Illustration: © ngupakarti (links oben); © Yury Shchipakin (rechts unten) - stock.adobe.com
Portratitfoto des Artikel-Autors Robert Targan
Von ROBERT TARGAN (Freier Texter, Autor & Redakteur)
5 Min.Lesezeit

Mikro-Appartments, Verstädterung und eine zunehmende Anonymität – die klassische Familie scheint mehr und mehr „aus der Mode“ zu geraten. Rasant wächst hingegen die Anzahl der Single-Haushalte in Deutschland, was ganz unterschiedliche Gründe und auch Auswirkungen hat. Aber sind allein lebende Menschen auch automatisch einsam?

Mutter, Vater und drei Kinder, alle zusammen unter einem Dach: Diese Lebensform hat sich in den letzten Jahren zusehends zu einer Art Auslaufmodell entwickelt. Keine fünf Prozent aller Haushalte setzen sich hierzulande noch so zusammen. Vielmehr sind es aktuell 17,3 Millionen Menschen, die in Deutschland alleine leben – jede fünfte Person führt demnach einen Einpersonenhaushalt. Das Statistische Bundesamt, das diese Zahlen kürzlich veröffentlichte, lässt verlauten: „Der langfristige Trend zu kleinen Haushalten hält an. Von 1991 bis 2018 ging die durchschnittliche Haushaltsgröße von 2,27 Personen auf 1,99 Personen zurück.“ Und diese Entwicklung macht sich längst bemerkbar: Im Supermarkt etwa, wo Salate, Sushi, Wraps und Sandwiches in kleinen Portionen „ready to eat“ als sogenanntes „Convenience-Food“ im Kühlregal warten. Oder auf dem Wohnungsmarkt, denn Mikro-Appartments mit maximal zwei Zimmern erfreuen sich längst einer großen Nachfrage. Auch hier ein Wert, der diesen Trend stützt: Jeder Deutsche wohnt laut Statistik auf durchschnittlich 46,3 Quadratmetern.

Neben all diesen kühlen Zahlen gibt es jedoch auch viele individuelle Gründe für den Single-Haushalt. Da wäre vor allem der demografische Wandel – die Menschen in Deutschland werden älter, nicht zuletzt wegen des medizinischen Fortschritts. Mittlerweile gehören viele Rentner zudem einer Generation an, die vom Partner getrennt lebt und alleine alt wird. Da zudem die Lebenserwartung von Frauen statistisch betrachtet rund zehn Jahre höher als die von Männern liegt, beansprucht die Gruppe älterer Menschen einen großen Teil der Einzelwohnungen für sich. Doch auch bei jungen Menschen geht der Trend zum Leben in Eigenregie. Da spielt nicht nur die rückläufige Zahl der Eheschließungen eine Rolle, sondern auch die Anziehungskraft der großen Metropolen: Jobs, Berufsschulen und Universitäten locken nach Berlin, Hamburg oder Köln und begünstigen so Veränderungen von Familienstrukturen und die allgemeine Verstädterung.
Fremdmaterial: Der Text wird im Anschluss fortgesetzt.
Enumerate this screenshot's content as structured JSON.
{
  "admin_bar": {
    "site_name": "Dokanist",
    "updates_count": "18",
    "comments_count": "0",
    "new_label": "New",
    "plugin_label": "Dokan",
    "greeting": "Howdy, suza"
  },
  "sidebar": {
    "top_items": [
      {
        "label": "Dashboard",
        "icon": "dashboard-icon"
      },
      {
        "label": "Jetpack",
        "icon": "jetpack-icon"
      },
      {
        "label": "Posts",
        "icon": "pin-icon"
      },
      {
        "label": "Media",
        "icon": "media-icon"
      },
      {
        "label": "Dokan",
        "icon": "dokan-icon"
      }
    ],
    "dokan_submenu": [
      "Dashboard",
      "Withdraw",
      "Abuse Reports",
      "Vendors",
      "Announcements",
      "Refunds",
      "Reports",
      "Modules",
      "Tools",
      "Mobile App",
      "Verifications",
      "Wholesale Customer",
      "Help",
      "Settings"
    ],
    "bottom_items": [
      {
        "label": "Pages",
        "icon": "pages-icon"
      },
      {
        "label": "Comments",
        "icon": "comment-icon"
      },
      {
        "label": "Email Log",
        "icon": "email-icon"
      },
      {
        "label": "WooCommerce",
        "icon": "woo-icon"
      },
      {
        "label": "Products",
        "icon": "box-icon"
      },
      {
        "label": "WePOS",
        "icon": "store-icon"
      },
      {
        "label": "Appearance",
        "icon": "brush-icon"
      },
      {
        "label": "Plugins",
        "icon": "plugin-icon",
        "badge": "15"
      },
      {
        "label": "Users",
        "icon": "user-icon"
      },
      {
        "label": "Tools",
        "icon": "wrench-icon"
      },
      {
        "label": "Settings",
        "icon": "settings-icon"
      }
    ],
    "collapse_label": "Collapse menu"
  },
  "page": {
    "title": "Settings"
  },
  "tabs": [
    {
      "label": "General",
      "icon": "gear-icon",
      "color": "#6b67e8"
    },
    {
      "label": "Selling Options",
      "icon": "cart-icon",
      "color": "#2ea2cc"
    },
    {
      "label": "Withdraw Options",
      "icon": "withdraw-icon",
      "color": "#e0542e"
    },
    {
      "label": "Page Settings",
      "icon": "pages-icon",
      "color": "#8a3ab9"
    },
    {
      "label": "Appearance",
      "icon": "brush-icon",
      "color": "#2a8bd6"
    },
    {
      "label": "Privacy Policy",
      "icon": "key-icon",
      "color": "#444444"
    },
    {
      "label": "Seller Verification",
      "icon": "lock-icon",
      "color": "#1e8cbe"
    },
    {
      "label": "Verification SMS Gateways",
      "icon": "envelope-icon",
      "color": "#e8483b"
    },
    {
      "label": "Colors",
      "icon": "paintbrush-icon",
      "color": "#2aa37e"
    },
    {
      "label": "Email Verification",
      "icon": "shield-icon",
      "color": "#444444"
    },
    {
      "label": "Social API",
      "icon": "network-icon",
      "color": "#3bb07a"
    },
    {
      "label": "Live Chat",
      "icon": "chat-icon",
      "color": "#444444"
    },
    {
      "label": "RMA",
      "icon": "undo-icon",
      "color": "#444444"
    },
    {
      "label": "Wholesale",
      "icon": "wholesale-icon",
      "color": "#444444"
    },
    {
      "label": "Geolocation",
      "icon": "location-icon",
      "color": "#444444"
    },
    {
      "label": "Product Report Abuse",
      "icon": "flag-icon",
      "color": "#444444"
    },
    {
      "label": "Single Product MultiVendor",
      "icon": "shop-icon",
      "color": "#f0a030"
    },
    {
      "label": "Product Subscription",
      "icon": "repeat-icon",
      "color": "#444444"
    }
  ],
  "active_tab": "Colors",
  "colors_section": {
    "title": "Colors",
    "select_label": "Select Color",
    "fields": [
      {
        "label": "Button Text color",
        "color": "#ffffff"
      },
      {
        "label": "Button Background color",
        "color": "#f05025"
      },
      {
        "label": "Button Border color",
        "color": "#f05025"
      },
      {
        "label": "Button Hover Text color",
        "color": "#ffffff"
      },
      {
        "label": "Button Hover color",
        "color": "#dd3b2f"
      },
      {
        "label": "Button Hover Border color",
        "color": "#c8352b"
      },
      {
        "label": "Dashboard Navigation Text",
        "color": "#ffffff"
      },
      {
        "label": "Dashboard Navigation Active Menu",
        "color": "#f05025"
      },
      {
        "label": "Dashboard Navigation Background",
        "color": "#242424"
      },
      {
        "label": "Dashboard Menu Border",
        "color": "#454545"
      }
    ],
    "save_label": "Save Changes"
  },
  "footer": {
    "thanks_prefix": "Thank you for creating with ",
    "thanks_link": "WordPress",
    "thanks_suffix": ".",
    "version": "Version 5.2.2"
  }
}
Stabilität, Gemeinschaft und gegenseitige Unterstützung

Fast klingt es paradox: Dank Social Media und der daraus resultierenden Vernetzung war es nie einfacher, sich zusammenzutun und Kontakte zu knüpfen. Und doch scheint aktuell eine Generation von „Einzelgängern“ heranzuwachsen. Hierzu liefert das international tätige Meinungsforschungsinstitut YouGov spannende Erkenntnisse, hat es sich doch kürzlich erkundigt, wie wichtig den Deutschen Freundschaften seien. Von den 2046 befragten Menschen gaben 89 % an, mindestens einen engen Freund oder eine enge Freundin zu besitzen. 40 % können sich auf ein bis zwei enge Freundschaften verlassen, 33 % gar auf drei bis vier. Doch da sind eben auch noch die 11 % der Befragten, die niemanden haben, den sie in die Kategorie einer engen freundschaftlichen Verbundenheit einordnen würden. Ob es nun Probleme sind, Beziehungen aufzubauen, es sich um einen schüchternen Charakter handelt oder schlichtweg der Bedarf an Freundschaften fehlt – Psychotherapeuten sehen diese Entwicklung durchaus mit Sorge, stehen Freundschaften doch für Stabilität, Gemeinschaft und gegenseitige Unterstützung. Viel mehr noch: Wer auf dieses wichtige Netzwerk nicht zurückgreifen kann oder möchte, geht das Risiko einer sozialen Isolation ein. Und diese droht besonders in den Großstädten, wo zwar viele Menschen leben, gleichzeitig aber auch eine große Anonymität herrscht. Menschen, die darüber hinaus bereits an einer psychischen Erkrankung leiden, sind dann umso anfälliger für Einsamkeit. Andersherum kann Einsamkeit aber auch psychische Erkrankungen befördern. Ein riskanter Teufelskreis.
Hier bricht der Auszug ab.